A structure-activity relationship study using DFT analysis of Bronsted-Lewis acidic ionic liquids and synergistic effect of dual acidity in one-pot conversion of glucose to value-added chemicals

The catalytic conversion of biomass-derived carbohydrates to value-added chemicals, such as 5-hydroxymethylfurfural, levulinic acid, and formic acid, is a commercially important reaction and requires the use of both Lewis and Bronsted acids. Multifunctional ionic liquids (ILs) with both types of acidity show promise as useful catalysts as well as solvents for one-pot glucose conversion to value-added chemicals. In this study, a series of chlorometallate ILs were synthesized and characterized, and their catalytic activity towards glucose conversion was investigated. The structure-activity relationship of chlorometallate ILs was investigated by qualitative comparison of their structural parameters obtained using density functional theory and catalytic activity studies. The acidity and basicity of these ILs were correlated with theoretically estimated parameters such as electrostatic surface potential maxima and minima, average local surface ionization energy, Fukui functions, and stabilization energy.
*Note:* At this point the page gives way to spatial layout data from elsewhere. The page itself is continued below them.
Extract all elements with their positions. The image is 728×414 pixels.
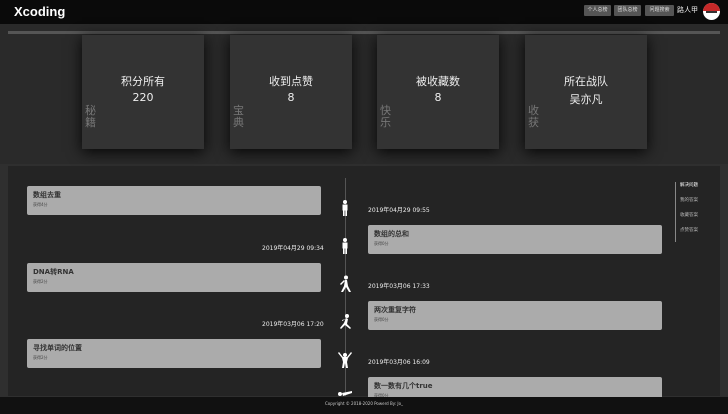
item-date: 2019年04月29 09:34	[262, 245, 324, 252]
stat-title: 积分所有	[121, 75, 165, 88]
item-score: 获得0分	[374, 317, 389, 322]
user-name[interactable]: 路人甲	[677, 5, 698, 15]
nav-team-ranking-button[interactable]: 团队总榜	[614, 5, 641, 16]
item-title: 数组的总和	[374, 230, 409, 238]
timeline-item[interactable]: 寻找单词的位置 获得2分	[27, 339, 321, 368]
stat-card-points: 积分所有 220 秘籍	[82, 35, 204, 149]
stat-title: 收到点赞	[269, 75, 313, 88]
stat-vertical-label: 快乐	[380, 104, 391, 129]
brand-logo[interactable]: Xcoding	[14, 4, 65, 19]
nav-question-search-button[interactable]: 问题搜索	[645, 5, 674, 16]
item-title: 数一数有几个true	[374, 382, 433, 390]
stat-card-favorites: 被收藏数 8 快乐	[377, 35, 499, 149]
stat-value: 吴亦凡	[569, 93, 603, 106]
nav-personal-ranking-button[interactable]: 个人总榜	[584, 5, 611, 16]
stat-card-likes: 收到点赞 8 宝典	[230, 35, 352, 149]
item-date: 2019年03月06 17:20	[262, 321, 324, 328]
item-score: 获得4分	[33, 202, 48, 207]
pokeball-avatar-icon[interactable]	[703, 3, 720, 20]
stat-vertical-label: 收获	[528, 104, 539, 129]
stat-card-team: 所在战队 吴亦凡 收获	[525, 35, 647, 149]
hero-divider	[8, 31, 720, 34]
top-navbar: Xcoding 个人总榜 团队总榜 问题搜索 路人甲	[0, 0, 728, 24]
stat-value: 220	[132, 91, 154, 104]
item-score: 获得0分	[374, 241, 389, 246]
person-kicking-icon	[340, 314, 351, 329]
stat-vertical-label: 秘籍	[85, 104, 96, 129]
side-navigation: 解决问题 我的答案 收藏答案 点赞答案	[675, 182, 698, 242]
item-title: 数组去重	[33, 191, 61, 199]
copyright-text: Copyright © 2018-2020 Powerd By: Jo_	[324, 401, 404, 406]
item-date: 2019年03月06 16:09	[368, 359, 430, 366]
side-link-favorite-answers[interactable]: 收藏答案	[680, 212, 698, 227]
item-date: 2019年04月29 09:55	[368, 207, 430, 214]
person-walking-icon	[340, 275, 351, 292]
stat-value: 8	[287, 91, 295, 104]
item-title: 两次重复字符	[374, 306, 416, 314]
person-cheering-icon	[338, 352, 352, 368]
timeline-item[interactable]: 数组的总和 获得0分	[368, 225, 662, 254]
side-link-my-answers[interactable]: 我的答案	[680, 197, 698, 212]
page-footer: Copyright © 2018-2020 Powerd By: Jo_	[0, 397, 728, 414]
item-title: DNA转RNA	[33, 268, 74, 276]
item-date: 2019年03月06 17:33	[368, 283, 430, 290]
item-score: 获得2分	[33, 355, 48, 360]
item-title: 寻找单词的位置	[33, 344, 82, 352]
side-link-solve-problems[interactable]: 解决问题	[680, 182, 698, 197]
stat-title: 所在战队	[564, 75, 608, 88]
stat-title: 被收藏数	[416, 75, 460, 88]
person-standing-icon	[342, 238, 348, 254]
timeline-item[interactable]: 数组去重 获得4分	[27, 186, 321, 215]
item-score: 获得2分	[33, 279, 48, 284]
person-standing-icon	[342, 200, 348, 216]
stat-vertical-label: 宝典	[233, 104, 244, 129]
side-link-liked-answers[interactable]: 点赞答案	[680, 227, 698, 242]
stat-value: 8	[434, 91, 442, 104]
timeline-item[interactable]: 两次重复字符 获得0分	[368, 301, 662, 330]
timeline-item[interactable]: DNA转RNA 获得2分	[27, 263, 321, 292]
Metal atoms showed a significant effect in controlling both the Lewis and Bronsted acidity of these ILs by withdrawing electron density from the cationic counterpart. Fukui function values showed the presence of significant amount of Lewis basicity in the metal halide-containing anionic part of the ILs. The ZnCl3-containing IL with highest electrostatic surface potential maxima, representing more electron-deficient region in the cationic part of the IL, was found to be highly Lewis acidic. Furthermore, it showed maximum catalytic activity in glucose conversion resulting in yields of 13.4%, 23.8%, and 67.1% of 5-hydroxymethyl furfural (HMF), levulinic acid (LA), and formic acid (FA), respectively. Hence, Lewis acidity was found to be the controlling parameter for glucose conversion to value-added chemicals. These multifunctional chlorometallate ILs were found to be recyclable with no loss of metal chloride from the anion of the ILs.